Era igual aos que faze quarenta anos?

Não, absolutamente não. Era como o cano de um fuzil. Permaneceu ali durante oito minutos. Certamente não tinha a mesma velocidade. Ia para a frente como uma serpenta na água, e o comandante para tirar as fotos, manteve a câmera fotográfica junto ao guichê (janelinha ao lado da cabine de comando), esperando que passasse junto a ele. Só foi possível vê-lo em parte, pois o OVNI era maior que o Boeing.

E seus companheiros de quarenta anos, alguma vez falaram?

Eles pensam que estou louco pelo fato de ter falado. Dois deles morreram, e agora só ficaram dois.

Uma ultima pergunta. Tanto eu como você sabemos que os extraterrestres existem, que não estamos sós no Universo, que existem infinidades de galáxias, que existem inteligências altamente evoluídas, ou menos evoluídas. Você, a Deus, a Cristo e os grandes Mestres, onde os põe neste caso?

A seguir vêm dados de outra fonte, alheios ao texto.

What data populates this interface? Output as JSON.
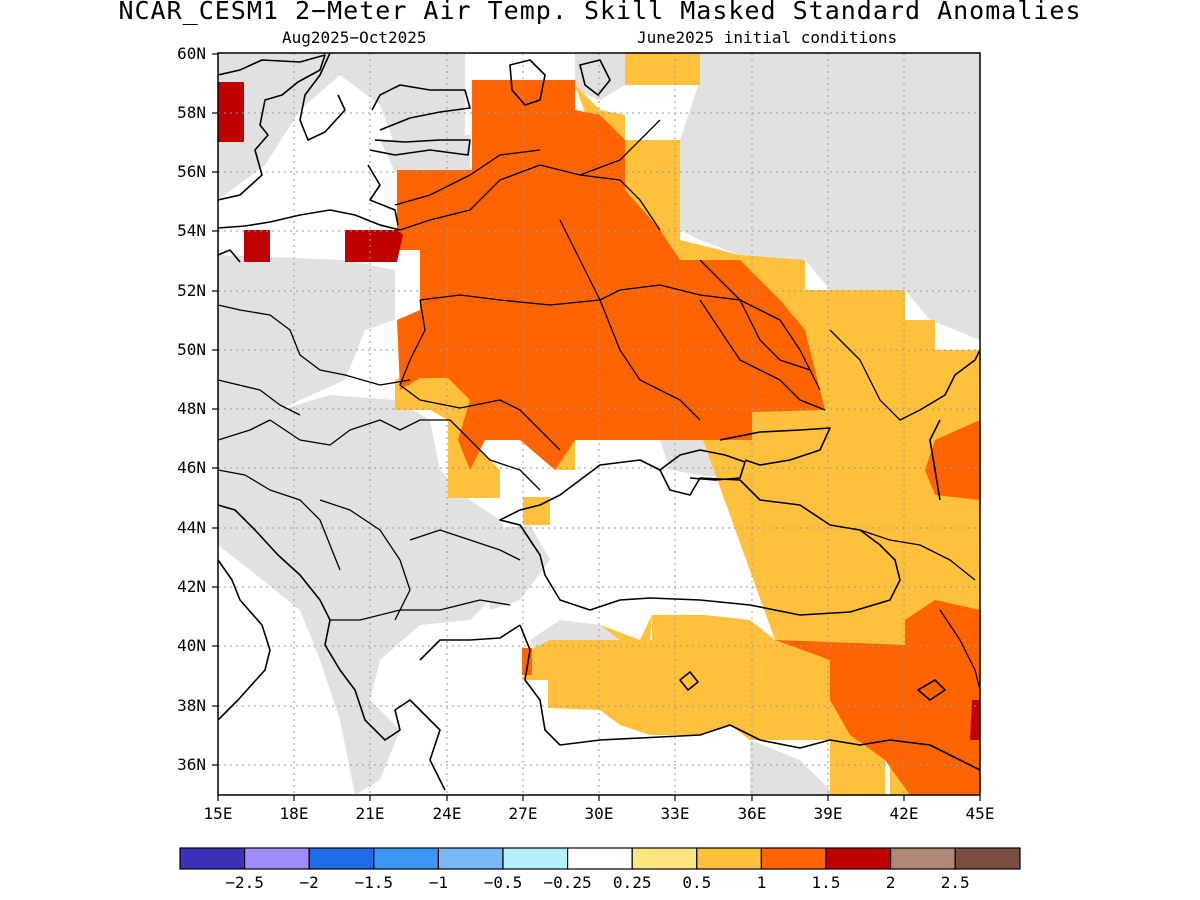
{
  "header": {
    "title": "NCAR_CESM1 2−Meter Air Temp. Skill Masked Standard Anomalies",
    "period": "Aug2025−Oct2025",
    "init": "June2025 initial conditions"
  },
  "map": {
    "lat_labels": [
      "60N",
      "58N",
      "56N",
      "54N",
      "52N",
      "50N",
      "48N",
      "46N",
      "44N",
      "42N",
      "40N",
      "38N",
      "36N"
    ],
    "lon_labels": [
      "15E",
      "18E",
      "21E",
      "24E",
      "27E",
      "30E",
      "33E",
      "36E",
      "39E",
      "42E",
      "45E"
    ],
    "colors": {
      "mask_gray": "#e1e1e1",
      "cat_0_5": "#ffc03c",
      "cat_1": "#ff6400",
      "cat_1_5": "#c00000",
      "cat_0_25": "#ffe680",
      "coast": "#000000"
    }
  },
  "legend": {
    "colors": [
      "#3c2fb8",
      "#a08cf8",
      "#1e6ce6",
      "#3c96f4",
      "#78b9fa",
      "#b4f0fa",
      "#ffffff",
      "#ffe680",
      "#ffc03c",
      "#ff6400",
      "#c00000",
      "#b08878",
      "#7a4e40"
    ],
    "labels": [
      "−2.5",
      "−2",
      "−1.5",
      "−1",
      "−0.5",
      "−0.25",
      "0.25",
      "0.5",
      "1",
      "1.5",
      "2",
      "2.5"
    ]
  }
}
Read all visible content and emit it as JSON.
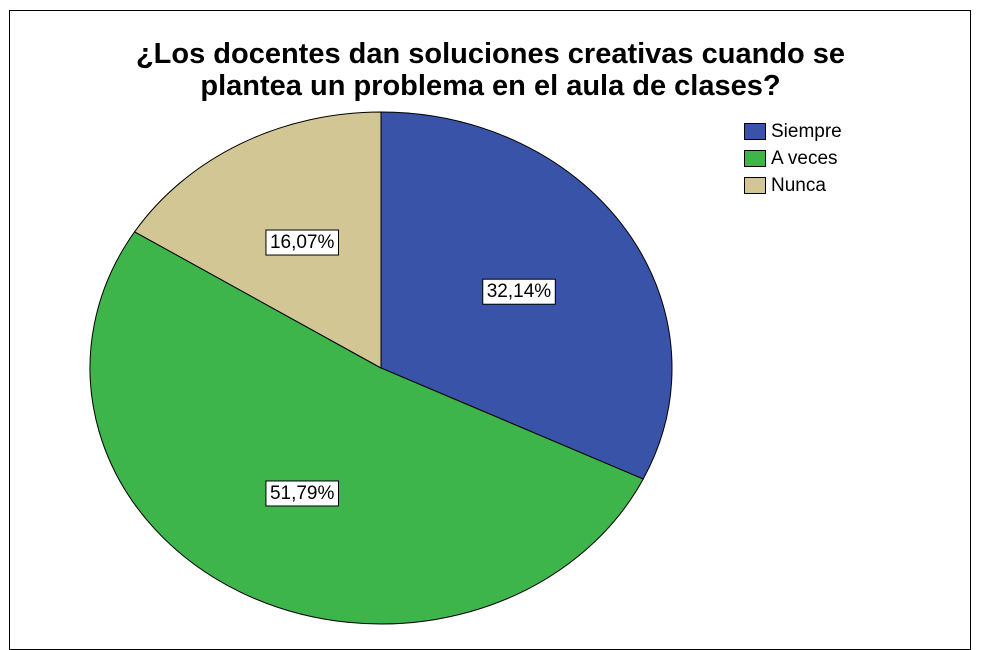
{
  "chart_data": {
    "type": "pie",
    "title_lines": [
      "¿Los docentes dan soluciones creativas cuando se",
      "plantea un problema en el aula de clases?"
    ],
    "categories": [
      "Siempre",
      "A veces",
      "Nunca"
    ],
    "values": [
      32.14,
      51.79,
      16.07
    ],
    "data_labels": [
      "32,14%",
      "51,79%",
      "16,07%"
    ],
    "colors": [
      "#3953a8",
      "#3db54a",
      "#d2c794"
    ],
    "start_angle": "12 o'clock",
    "direction": "clockwise",
    "legend_position": "top-right"
  }
}
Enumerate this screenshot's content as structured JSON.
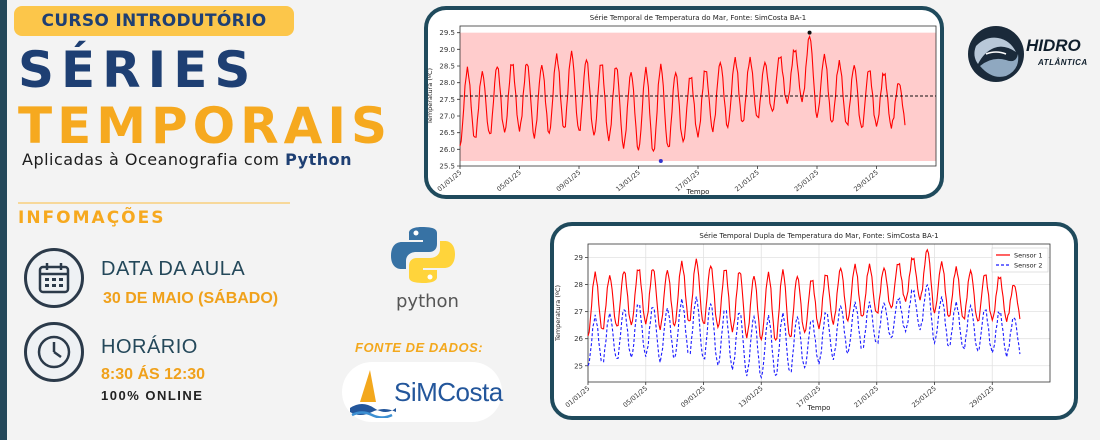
{
  "header": {
    "badge": "CURSO INTRODUTÓRIO",
    "title_line1": "SÉRIES",
    "title_line2": "TEMPORAIS",
    "subtitle_prefix": "Aplicadas à Oceanografia com ",
    "subtitle_bold": "Python"
  },
  "info": {
    "heading": "INFOMAÇÕES",
    "date_label": "DATA DA AULA",
    "date_value": "30 DE MAIO (SÁBADO)",
    "time_label": "HORÁRIO",
    "time_value": "8:30 ÁS 12:30",
    "mode": "100% ONLINE"
  },
  "python_logo": {
    "wordmark": "python",
    "colors": {
      "blue": "#3772a4",
      "yellow": "#ffd43b"
    }
  },
  "data_source": {
    "label": "FONTE DE DADOS:",
    "name": "SiMCosta"
  },
  "brand": {
    "name": "HIDRO",
    "sub": "ATLÂNTICA"
  },
  "colors": {
    "navy": "#1e3f73",
    "orange": "#f6a91f",
    "frame": "#1f4a5c"
  },
  "chart_data": [
    {
      "type": "line",
      "title": "Série Temporal de Temperatura do Mar, Fonte: SimCosta BA-1",
      "xlabel": "Tempo",
      "ylabel": "Temperatura (ºC)",
      "x_ticks": [
        "01/01/25",
        "05/01/25",
        "09/01/25",
        "13/01/25",
        "17/01/25",
        "21/01/25",
        "25/01/25",
        "29/01/25"
      ],
      "y_ticks": [
        "25.5",
        "26.0",
        "26.5",
        "27.0",
        "27.5",
        "28.0",
        "28.5",
        "29.0",
        "29.5"
      ],
      "ylim": [
        25.5,
        29.7
      ],
      "xlim_days": [
        0,
        32
      ],
      "series": [
        {
          "color": "#ff0000",
          "daily_min": [
            26.1,
            26.3,
            26.4,
            26.5,
            26.6,
            26.4,
            26.5,
            26.6,
            26.5,
            26.4,
            26.3,
            26.1,
            26.0,
            25.9,
            26.0,
            26.2,
            26.4,
            26.6,
            26.7,
            26.8,
            26.9,
            27.1,
            27.4,
            27.5,
            27.0,
            26.8,
            26.7,
            26.6,
            26.7,
            26.7
          ],
          "daily_max": [
            28.4,
            28.3,
            28.5,
            28.6,
            28.6,
            28.5,
            28.8,
            28.9,
            28.7,
            28.6,
            28.5,
            28.3,
            28.4,
            28.5,
            28.3,
            28.2,
            28.4,
            28.6,
            28.7,
            28.7,
            28.6,
            28.8,
            29.0,
            29.4,
            28.8,
            28.6,
            28.5,
            28.4,
            28.3,
            28.0
          ]
        }
      ],
      "mean_line": 27.6,
      "max_point": {
        "day": 23.5,
        "value": 29.5
      },
      "min_point": {
        "day": 13.5,
        "value": 25.65
      },
      "band": [
        25.65,
        29.5
      ]
    },
    {
      "type": "line",
      "title": "Série Temporal Dupla de Temperatura do Mar, Fonte: SimCosta BA-1",
      "xlabel": "Tempo",
      "ylabel": "Temperatura (ºC)",
      "x_ticks": [
        "01/01/25",
        "05/01/25",
        "09/01/25",
        "13/01/25",
        "17/01/25",
        "21/01/25",
        "25/01/25",
        "29/01/25"
      ],
      "y_ticks": [
        "25",
        "26",
        "27",
        "28",
        "29"
      ],
      "ylim": [
        24.4,
        29.5
      ],
      "xlim_days": [
        0,
        32
      ],
      "legend": "top-right",
      "grid": true,
      "series": [
        {
          "name": "Sensor 1",
          "color": "#ff0000",
          "dash": false,
          "daily_min": [
            26.1,
            26.3,
            26.4,
            26.5,
            26.6,
            26.4,
            26.5,
            26.6,
            26.5,
            26.4,
            26.3,
            26.1,
            26.0,
            25.9,
            26.0,
            26.2,
            26.4,
            26.6,
            26.7,
            26.8,
            26.9,
            27.1,
            27.4,
            27.5,
            27.0,
            26.8,
            26.7,
            26.6,
            26.7,
            26.7
          ],
          "daily_max": [
            28.4,
            28.3,
            28.5,
            28.6,
            28.6,
            28.5,
            28.8,
            28.9,
            28.7,
            28.6,
            28.5,
            28.3,
            28.4,
            28.5,
            28.3,
            28.2,
            28.4,
            28.6,
            28.7,
            28.7,
            28.6,
            28.8,
            29.0,
            29.3,
            28.8,
            28.6,
            28.5,
            28.4,
            28.3,
            28.0
          ]
        },
        {
          "name": "Sensor 2",
          "color": "#1a1aff",
          "dash": true,
          "daily_min": [
            25.0,
            25.1,
            25.2,
            25.3,
            25.4,
            25.2,
            25.3,
            25.4,
            25.2,
            25.0,
            24.9,
            24.7,
            24.6,
            24.6,
            24.7,
            24.9,
            25.1,
            25.3,
            25.5,
            25.6,
            25.8,
            26.0,
            26.3,
            26.4,
            25.9,
            25.7,
            25.6,
            25.5,
            25.5,
            25.4
          ],
          "daily_max": [
            26.8,
            26.9,
            27.1,
            27.3,
            27.2,
            27.1,
            27.4,
            27.5,
            27.3,
            27.1,
            27.0,
            26.8,
            26.8,
            26.9,
            26.8,
            26.7,
            27.0,
            27.2,
            27.3,
            27.3,
            27.3,
            27.5,
            27.8,
            28.0,
            27.5,
            27.3,
            27.2,
            27.1,
            27.0,
            26.8
          ]
        }
      ]
    }
  ]
}
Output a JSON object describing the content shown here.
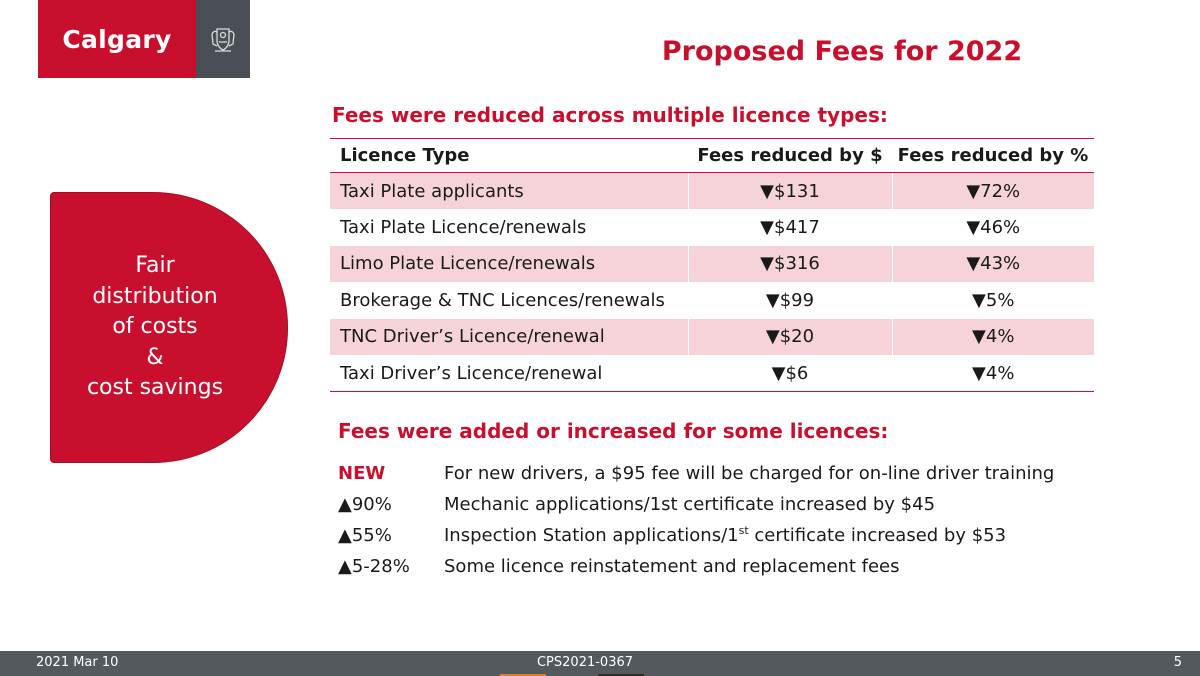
{
  "header": {
    "logo_text": "Calgary",
    "crest_icon": "city-crest-icon",
    "title": "Proposed Fees for 2022"
  },
  "badge": {
    "text": "Fair\ndistribution\nof costs\n&\ncost savings"
  },
  "reduced": {
    "heading": "Fees were reduced across multiple licence types:",
    "columns": [
      "Licence Type",
      "Fees reduced by $",
      "Fees reduced by %"
    ],
    "rows": [
      {
        "type": "Taxi Plate applicants",
        "dollars": "▼$131",
        "percent": "▼72%"
      },
      {
        "type": "Taxi Plate Licence/renewals",
        "dollars": "▼$417",
        "percent": "▼46%"
      },
      {
        "type": "Limo Plate Licence/renewals",
        "dollars": "▼$316",
        "percent": "▼43%"
      },
      {
        "type": "Brokerage & TNC Licences/renewals",
        "dollars": "▼$99",
        "percent": "▼5%"
      },
      {
        "type": "TNC Driver’s Licence/renewal",
        "dollars": "▼$20",
        "percent": "▼4%"
      },
      {
        "type": "Taxi Driver’s Licence/renewal",
        "dollars": "▼$6",
        "percent": "▼4%"
      }
    ]
  },
  "increased": {
    "heading": "Fees were added or increased for some licences:",
    "items": [
      {
        "tag": "NEW",
        "desc": "For new drivers, a $95 fee will be charged for on-line driver training"
      },
      {
        "tag": "▲90%",
        "desc": "Mechanic applications/1st certificate increased by $45"
      },
      {
        "tag": "▲55%",
        "desc_pre": "Inspection Station applications/1",
        "desc_sup": "st",
        "desc_post": " certificate increased by $53"
      },
      {
        "tag": "▲5-28%",
        "desc": "Some licence reinstatement and replacement fees"
      }
    ]
  },
  "footer": {
    "date": "2021 Mar 10",
    "code": "CPS2021-0367",
    "page": "5"
  },
  "colors": {
    "brand_red": "#c8102e",
    "row_shade": "#f5d3d8",
    "footer_gray": "#54595e"
  }
}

Acima de tudo acredito na reencarnação verdadeiramente, e não porque é uma bonita idéia. É possível que nós já tenhamos vivido muitas vezes, inclusive até umas cem vezes. A vejo como uma espécie de escola; por exemplo, estamos em um grau elementar e se aprendemos à lição nos dão um diploma e já não devemos repetir esta classe. Nos céus não é diferente de outros planos. Eu penso que Cristo já esteve aqui varias vezes, e certamente com um espaço de muitos anos entre uma vez e outra. Aparece a civilizações, aparece a pessoas, que não tem idéia de outros povos, de outras civilizações... Há um certo tipo de energia suprema. Somos seres fisiologicamente complexos, também o pensamento espiritual, também o sentimento espiritual...

Existe um Ser Superior a todos, uma inteligência...?

Sim, eu penso que sim, mas não como o descreve as religiões... Sim. Estou de acordo, Eu falo de um Ser superior a todos, superior a nós os homens da terra, superior aos extraterrestres. Mas penso também que no Universo existem Seres que estão mais perto de nós e dessa Inteligência. Sim, assim é.

E outros que talvez, sejam como nós?

Eu não tive a possibilidade de encontrar a esta inteligência, a não ser que você seja um deles. Mas coincidimos no mesmo credo espiritual. Eu penso que todas as pessoas que investigaram a matéria durante muito tempo, chegaram às mesmas conclusões. Nós devemos ser capazes de aceitar o que é na realidade, e não o que queremos acreditar e, se temos a possibilidade, devemos tratar de contribuir com mudanças para melhorar a situação. Para transformar o negativo em positivo. Então, temos uma meta.

Capitão, estamos muito agradecidos, de todo coração, em nome de todos os amigos italianos que o apreciam, e também em nome de Eugenio Siragusa.

 

Muito obrigado a vocês. De verdade, muito obrigado.